戦って、負ける。戦って、負ける。戦って、負ける戦って負ける。戦って、負ける。戦って、負ける…………
一体、何時間、いや、何日経った? 試合を何回したんだ?
戦って、引き分ける。戦って、負ける。戦って、負ける。戦って、引き分ける。戦って、引き分ける、戦って、引き分ける。戦って、負ける。戦ってい、引き分ける。
毎回動きの変わるオッサンが、どんどん増えていく。だが、自分の身体の動かせる範囲が理解出来た。理解出来れば、オッサン達の動きについていける。 理解は出来たが、一体俺はいつからここにいた?
戦って、引き分ける。戦って、勝つ。戦って、勝つ。勝つ。勝つ。――――――――勝つ。
――――――――タチクン……タチ君……ヒタチ君!
「ハイイイィィィヤァァァアアア!!! 」
「うわぁビックリしたぁっ!……おかえりなさい」
俺は突然の声に反応し、即座に構えを取る。しかしアムトリスを見てそれを解いた。凄く久しぶりな気がする。いや、間違いなく久しぶりだ。太ったおっさん以外を見るのは。っていうか俺は何を、いや、どれだけ向こうにいた?
「ヒタチ、分かります。私も一年間向こう側にいましたから」
「だんな様、ゆっくり休んで良いのですよ。ここは心が鎮まりますから」
どうやら俺は泣いているようだ。泣きすぎて涙は枯れたと思っていたが、カシマの言う通りだ。ここにいれば、どうやら回復するようだ。
「ヒタチ君、アナタは7年間向こうで戦っていたのよ。私の作り出した圧縮時間の中でね。実際は5分くらいよ」
「まさか7年も……? よく発狂しなかったな俺」
「ここならそれが出来るのよ、ここじゃなかったら圧縮時間を使った瞬間、アナタは廃人になる」
だからここで修行していたのか。合点がついたが、なぜ太ったおっさん相手だったんだろうか。
「因みに、ヒタチはどのような修行を? 」
「私が作り出した、あらゆる戦いを想定したスーパーサモ・〇ン・キ〇ポー先生を一年ごとに一人づつ増やして、ひたすら実戦を積ませたのよ。習うより慣れろってやつよ」
「なぜ、なぜサモ・〇ン・キ〇ポーなんだ! 別に美人のお姉さんだって良いじゃないか! なぜだァァァァァァ!!! 」
「私、サモ・〇ン・キ〇ポー先生のファンなのよ。セクシーよね? 」
「だんな様、おいたわしや……」
「お取り込み中の所失礼致しますが、ゲストが目覚めたようです」
ダイゴが指をさした先、そこには先程まで眠っていたストレプトカーパスがゆっくりと起き上がり、辺りを見回していた。

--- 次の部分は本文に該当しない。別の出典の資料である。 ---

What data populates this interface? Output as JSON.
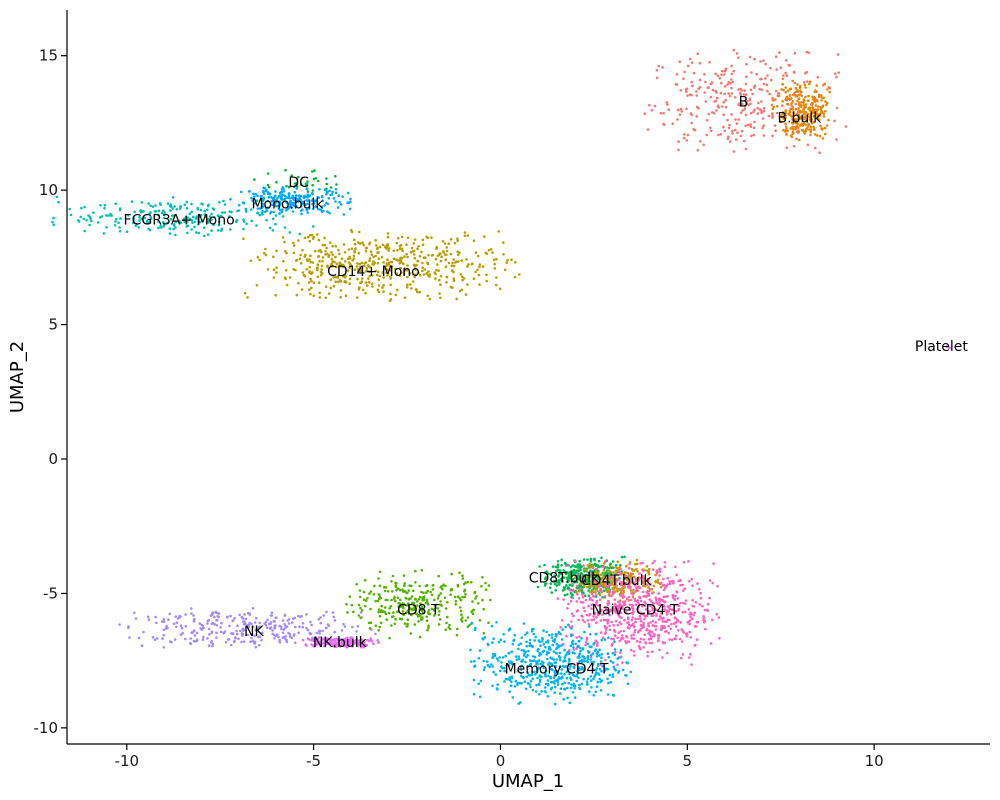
{
  "chart_data": {
    "type": "scatter",
    "title": "",
    "xlabel": "UMAP_1",
    "ylabel": "UMAP_2",
    "xlim": [
      -11.6,
      13.1
    ],
    "ylim": [
      -10.6,
      16.7
    ],
    "xticks": [
      -10,
      -5,
      0,
      5,
      10
    ],
    "yticks": [
      -10,
      -5,
      0,
      5,
      10,
      15
    ],
    "grid": false,
    "legend": "none",
    "point_size": 1.3,
    "series": [
      {
        "name": "B",
        "color": "#F8766D",
        "center": [
          6.5,
          13.3
        ],
        "spread": [
          1.25,
          0.9
        ],
        "count": 320,
        "label_at": [
          6.5,
          13.3
        ]
      },
      {
        "name": "B.bulk",
        "color": "#E58700",
        "center": [
          8.1,
          12.9
        ],
        "spread": [
          0.38,
          0.55
        ],
        "count": 260,
        "label_at": [
          8.0,
          12.7
        ]
      },
      {
        "name": "DC",
        "color": "#00BA38",
        "center": [
          -5.3,
          10.2
        ],
        "spread": [
          0.6,
          0.25
        ],
        "count": 35,
        "label_at": [
          -5.4,
          10.3
        ]
      },
      {
        "name": "Mono.bulk",
        "color": "#00A9FF",
        "center": [
          -5.6,
          9.6
        ],
        "spread": [
          0.75,
          0.25
        ],
        "count": 220,
        "label_at": [
          -5.7,
          9.5
        ]
      },
      {
        "name": "FCGR3A+ Mono",
        "color": "#00C0B8",
        "center": [
          -8.5,
          9.0
        ],
        "spread": [
          1.6,
          0.35
        ],
        "count": 240,
        "label_at": [
          -8.6,
          8.9
        ]
      },
      {
        "name": "CD14+ Mono",
        "color": "#B79F00",
        "center": [
          -3.2,
          7.2
        ],
        "spread": [
          1.7,
          0.6
        ],
        "count": 520,
        "label_at": [
          -3.4,
          7.0
        ]
      },
      {
        "name": "Platelet",
        "color": "#E76BF3",
        "center": [
          12.0,
          4.2
        ],
        "spread": [
          0.04,
          0.04
        ],
        "count": 3,
        "label_at": [
          11.8,
          4.2
        ]
      },
      {
        "name": "NK",
        "color": "#A58AFF",
        "center": [
          -6.8,
          -6.3
        ],
        "spread": [
          1.6,
          0.35
        ],
        "count": 300,
        "label_at": [
          -6.6,
          -6.4
        ]
      },
      {
        "name": "NK.bulk",
        "color": "#E76BF3",
        "center": [
          -4.3,
          -6.8
        ],
        "spread": [
          0.5,
          0.1
        ],
        "count": 180,
        "label_at": [
          -4.3,
          -6.8
        ]
      },
      {
        "name": "CD8 T",
        "color": "#53B400",
        "center": [
          -2.2,
          -5.4
        ],
        "spread": [
          0.9,
          0.6
        ],
        "count": 300,
        "label_at": [
          -2.2,
          -5.6
        ]
      },
      {
        "name": "CD8T.bulk",
        "color": "#00BC56",
        "center": [
          2.2,
          -4.4
        ],
        "spread": [
          0.55,
          0.35
        ],
        "count": 350,
        "label_at": [
          1.7,
          -4.4
        ]
      },
      {
        "name": "CD4T.bulk",
        "color": "#C49A00",
        "center": [
          3.2,
          -4.5
        ],
        "spread": [
          0.55,
          0.35
        ],
        "count": 220,
        "label_at": [
          3.1,
          -4.5
        ]
      },
      {
        "name": "Naive CD4 T",
        "color": "#FF61C3",
        "center": [
          3.7,
          -5.7
        ],
        "spread": [
          1.0,
          0.9
        ],
        "count": 650,
        "label_at": [
          3.6,
          -5.6
        ]
      },
      {
        "name": "Memory CD4 T",
        "color": "#00B4F0",
        "center": [
          1.3,
          -7.6
        ],
        "spread": [
          1.0,
          0.7
        ],
        "count": 520,
        "label_at": [
          1.5,
          -7.8
        ]
      }
    ]
  }
}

「ストレプトカーパスさん、おはようございます。……その、大丈夫ですか?いきなり倒れたし」
俺は恐る恐るストレプトカーパスに話しかける。なんかすごく久しぶりに見た気がする。しかし、以前の記憶が正しければ、戦闘行為と見なされたら即座に攻撃してきそうだ。

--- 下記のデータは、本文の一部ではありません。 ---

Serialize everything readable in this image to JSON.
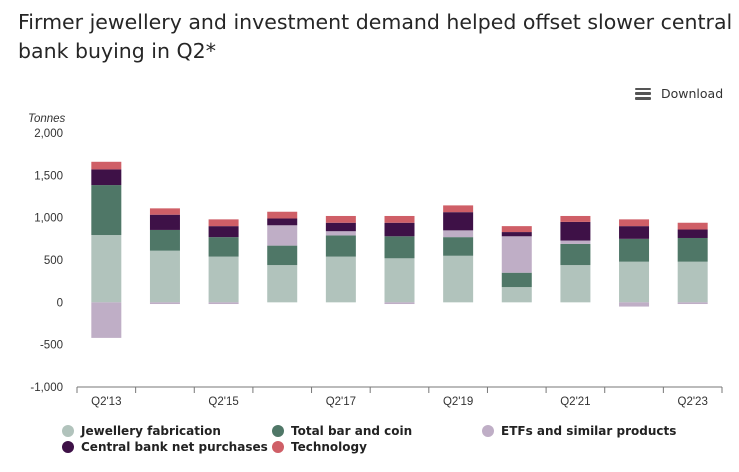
{
  "title": "Firmer jewellery and investment demand helped offset slower central bank buying in Q2*",
  "toolbar": {
    "download_label": "Download",
    "download_icon": "hamburger-menu-icon"
  },
  "chart_data": {
    "type": "bar",
    "stacked": true,
    "ylabel": "Tonnes",
    "ylim": [
      -1000,
      2000
    ],
    "yticks": [
      -1000,
      -500,
      0,
      500,
      1000,
      1500,
      2000
    ],
    "ytick_labels": [
      "-1,000",
      "-500",
      "0",
      "500",
      "1,000",
      "1,500",
      "2,000"
    ],
    "categories": [
      "Q2'13",
      "Q2'14",
      "Q2'15",
      "Q2'16",
      "Q2'17",
      "Q2'18",
      "Q2'19",
      "Q2'20",
      "Q2'21",
      "Q2'22",
      "Q2'23"
    ],
    "xtick_labels": [
      "Q2'13",
      "",
      "Q2'15",
      "",
      "Q2'17",
      "",
      "Q2'19",
      "",
      "Q2'21",
      "",
      "Q2'23"
    ],
    "grid": false,
    "legend_position": "bottom",
    "series": [
      {
        "name": "Jewellery fabrication",
        "color": "#b1c3bc",
        "values": [
          795,
          610,
          540,
          440,
          540,
          520,
          550,
          180,
          440,
          480,
          480
        ]
      },
      {
        "name": "Total bar and coin",
        "color": "#4f7767",
        "values": [
          590,
          245,
          230,
          230,
          250,
          260,
          220,
          170,
          250,
          270,
          280
        ]
      },
      {
        "name": "ETFs and similar products",
        "color": "#bfaec6",
        "values": [
          -420,
          -20,
          -20,
          240,
          50,
          -20,
          80,
          430,
          40,
          -50,
          -20
        ]
      },
      {
        "name": "Central bank net purchases",
        "color": "#3e1147",
        "values": [
          185,
          180,
          130,
          80,
          100,
          160,
          215,
          50,
          220,
          150,
          100
        ]
      },
      {
        "name": "Technology",
        "color": "#cf5f67",
        "values": [
          90,
          75,
          80,
          80,
          80,
          80,
          80,
          70,
          70,
          80,
          80
        ]
      }
    ]
  },
  "legend": {
    "items": [
      {
        "label": "Jewellery fabrication",
        "color": "#b1c3bc"
      },
      {
        "label": "Total bar and coin",
        "color": "#4f7767"
      },
      {
        "label": "ETFs and similar products",
        "color": "#bfaec6"
      },
      {
        "label": "Central bank net purchases",
        "color": "#3e1147"
      },
      {
        "label": "Technology",
        "color": "#cf5f67"
      }
    ]
  }
}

「ストレプトカーパス? あの子がストレプトカーパスですが? 」
ストレプトカーパスは、アムトリスが作り出した和風なソードラックに掛けてある、自身の剣を指さしている。
「え? 君がストレプトカーパスでしょう? 自分でも言ってたし」
そう、確かに名乗っていたはずだ。